Si conosce un solo membro di ciascuna delle due ultime famiglie.
Esiste inolte un gruppo di chemochine “costituitive” che presiede alla normale e fisiologica distribuzione dei leucociti nell’organismo; un altro gruppo delle chemochine “inducibili” coinvolte nell’infiammazione e, infine un gruppo di chemochine a cavallo tra i due precedenti gruppi coinvolte nel processo neoplastico.
I recettori per le chemochine sono chiamati semplicemente CCR se il loro ligando è CC e via dicendo.
Più chemochine interagiscono con uno stesso recettore: non vi è assoluta specificità anche se l’affinità di legame sarà diversa.

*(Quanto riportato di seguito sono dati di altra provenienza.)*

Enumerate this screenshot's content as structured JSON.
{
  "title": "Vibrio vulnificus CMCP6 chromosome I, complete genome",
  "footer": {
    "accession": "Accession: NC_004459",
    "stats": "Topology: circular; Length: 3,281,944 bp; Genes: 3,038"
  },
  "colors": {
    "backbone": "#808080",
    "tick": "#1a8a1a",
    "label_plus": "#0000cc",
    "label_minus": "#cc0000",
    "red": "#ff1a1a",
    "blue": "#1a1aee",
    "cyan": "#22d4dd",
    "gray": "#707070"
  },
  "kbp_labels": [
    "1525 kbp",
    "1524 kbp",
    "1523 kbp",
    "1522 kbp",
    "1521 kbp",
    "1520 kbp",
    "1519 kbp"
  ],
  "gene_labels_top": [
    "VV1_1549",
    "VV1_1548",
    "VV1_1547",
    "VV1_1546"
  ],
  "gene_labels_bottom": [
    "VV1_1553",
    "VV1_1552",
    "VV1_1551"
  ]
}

La sensibilità di una cellula per una chemochina è variabile e dipende dai recettori espressi. Quindi una combinazione di chemochine richiamerà preferenzialmente un tipo di leucociti rispetto ad un altro. Di conseguenza la tempistica di produzione delle diverse citochine nel corso di un processo infiammatorio sarà diversa poiché prima devono interevenire i granulociti neutrofili e, solo in un secondo momento, i monociti e i linfociti.